Preface

The exhibition In Quest of Beauty: The Art and Life of Junius R. Sloan (1827-1900) is the first in a series of exhibitions interpreting the permanent collection of the Brauer Museum of Art at Valparaiso University. It is part of a larger project entitled “Nature and Culture in American Art” which was made possible through a matching grant from the Indiana Humanities Council in cooperation with the National Endowment for the Humanities. Additional support was provided by the Sloan Endowment and Valparaiso University. This series was designed for teachers and students of all ages to use the museum’s collection as a “visual library” to study the humanities through art. Each exhibition in the series was first realized as a pilot online exhibition which was discussed by a focus group of teachers in the humanities. To revisit the Sloan material, visit the Brauer Museum’s website at: www.valpo.edu/artmuseum.

The Brauer Museum of Art is fortunate to own the “collection of record” of Junius Sloan, which includes over 400 paintings, watercolors, photographs, sketchbooks, letters and other documents pertaining to the artist. While this archival treasure records an artist’s life in the 19th century, it also reveals a unique social history of the period. We are grateful to Percy H. Sloan, the son of the artist, for donating 276 works by Sloan, as well as 107 American paintings and a generous endowment fund “for the establishment, maintenance, and expansion of the collection.” The remaining 124 Sloan paintings and documents were donated by J. Carson Webster and family descendants through the efforts of Richard H. W. Brauer, who has devoted years of research to Junius Sloan. Professor Brauer’s work has been a labor of love and his scholarship has given Sloan a lasting legacy. It is Dick’s passion for Sloan’s work which has made the nineteenth century come alive in the minds and hearts of all of us who have had the distinct privilege of hearing Mr. Brauer speak so lovingly about this “gifted Great Lakes Region farm boy.”

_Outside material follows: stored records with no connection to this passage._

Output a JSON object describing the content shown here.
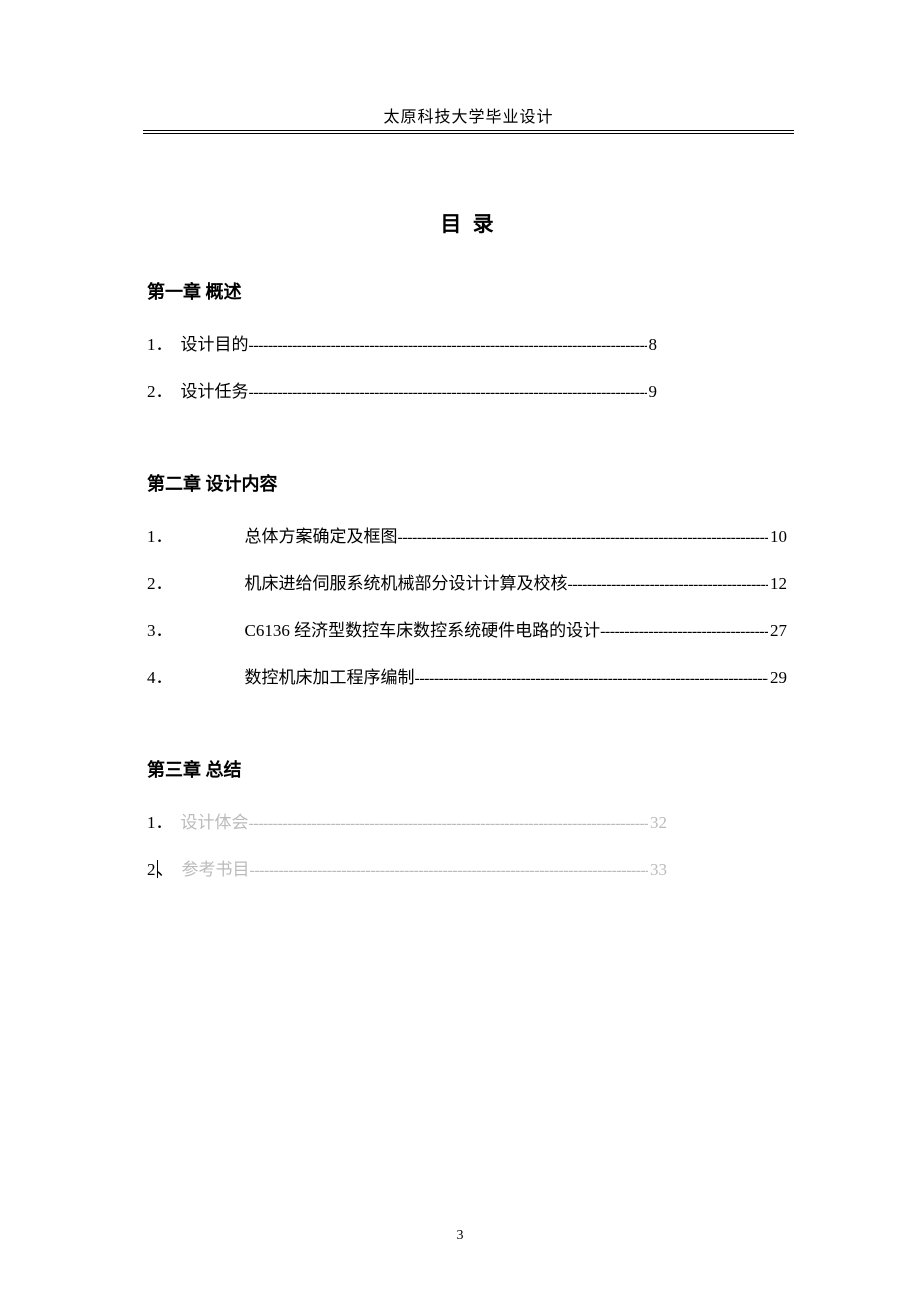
{
  "header": {
    "text": "太原科技大学毕业设计"
  },
  "title": "目 录",
  "chapters": [
    {
      "heading": "第一章 概述",
      "style": "a",
      "items": [
        {
          "num": "1．",
          "text": "设计目的",
          "page": "8",
          "faded": false
        },
        {
          "num": "2．",
          "text": "设计任务",
          "page": "9",
          "faded": false
        }
      ]
    },
    {
      "heading": "第二章 设计内容",
      "style": "b",
      "indented": true,
      "items": [
        {
          "num": "1．",
          "text": "总体方案确定及框图",
          "page": "10",
          "faded": false
        },
        {
          "num": "2．",
          "text": "机床进给伺服系统机械部分设计计算及校核",
          "page": "12",
          "faded": false
        },
        {
          "num": "3．",
          "text": "C6136 经济型数控车床数控系统硬件电路的设计",
          "page": "27",
          "faded": false
        },
        {
          "num": "4．",
          "text": "数控机床加工程序编制",
          "page": "29",
          "faded": false
        }
      ]
    },
    {
      "heading": "第三章 总结",
      "style": "c",
      "items": [
        {
          "num": "1．",
          "text": "设计体会",
          "page": "32",
          "faded": true
        },
        {
          "num": "2、",
          "text": "参考书目",
          "page": "33",
          "faded": true,
          "cursor": true
        }
      ]
    }
  ],
  "page_number": "3",
  "dash_fill": "----------------------------------------------------------------------------------------------------------------------------------------------------------------------------"
}
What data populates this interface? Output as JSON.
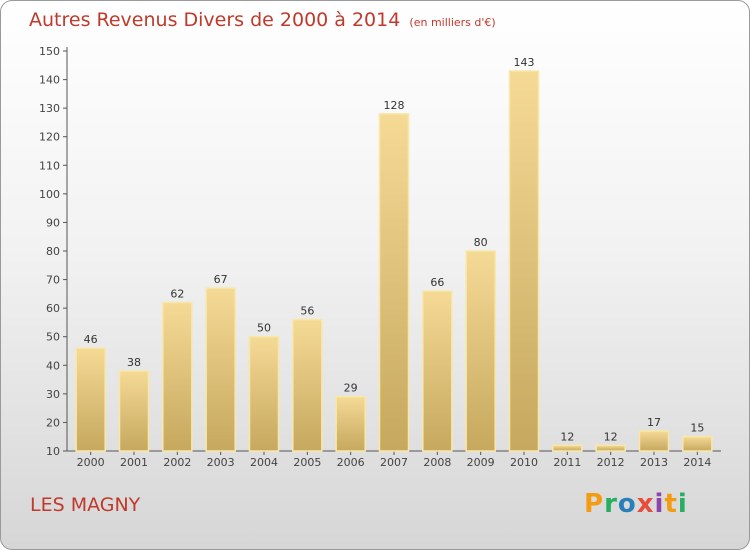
{
  "title": "Autres Revenus Divers de 2000 à 2014",
  "subtitle": "(en milliers d'€)",
  "place": "LES MAGNY",
  "logo": {
    "text": "Proxiti",
    "colors": [
      "#f39c12",
      "#27ae60",
      "#2980b9",
      "#e74c3c",
      "#8e44ad",
      "#f39c12",
      "#27ae60"
    ]
  },
  "chart_data": {
    "type": "bar",
    "title": "Autres Revenus Divers de 2000 à 2014",
    "subtitle": "(en milliers d'€)",
    "categories": [
      "2000",
      "2001",
      "2002",
      "2003",
      "2004",
      "2005",
      "2006",
      "2007",
      "2008",
      "2009",
      "2010",
      "2011",
      "2012",
      "2013",
      "2014"
    ],
    "values": [
      46,
      38,
      62,
      67,
      50,
      56,
      29,
      128,
      66,
      80,
      143,
      12,
      12,
      17,
      15
    ],
    "ylim": [
      10,
      150
    ],
    "yticks": [
      10,
      20,
      30,
      40,
      50,
      60,
      70,
      80,
      90,
      100,
      110,
      120,
      130,
      140,
      150
    ],
    "grid": false,
    "bar_color_top": "#f5da96",
    "bar_color_bottom": "#c6a85e",
    "bar_edge": "#f8e7a8"
  }
}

We gratefully acknowledge the loans from the Chicago Historical Society, the Essex Historical Society, Connecticut, and Gridley McKim Smith for the current exhibition. We are indebted to Ellen Brauer, John Feaster, Esther Sparks Sprague, and Ross Carmichael (VU 1999) for their editorial assistance. We especially want to thank John Paul Avila (Class of 2000) for the exceptional design of the brochure and our website. We want to acknowledge Gretchen Demuth (Class of 2000) and Kirsten Renahan of our Museum Education Committee for their unique contributions to the teacher packet. Every member of the Brauer Museum staff has contributed to the success of the exhibition. Particular mention must be made of the work of Juliet Istrabadi for her coordination and editing of the online project; Rebecca Simons for her work on the time line and coordination of events and publications; Christina Grevera for coordinating the loans and works of art, and Liz Wuerffel (Class of 2000) for her assistance. We also thank Wendy Barker (Class of 2000), Carl Galow, and Gerald Knarr for the installation of the exhibition.

We hope that visitors will come away with a richer under-standing of the range of artistry of Junius R. Sloan, as well as an appreciation of the way in which his life intersected with the social history of nineteenth-century America.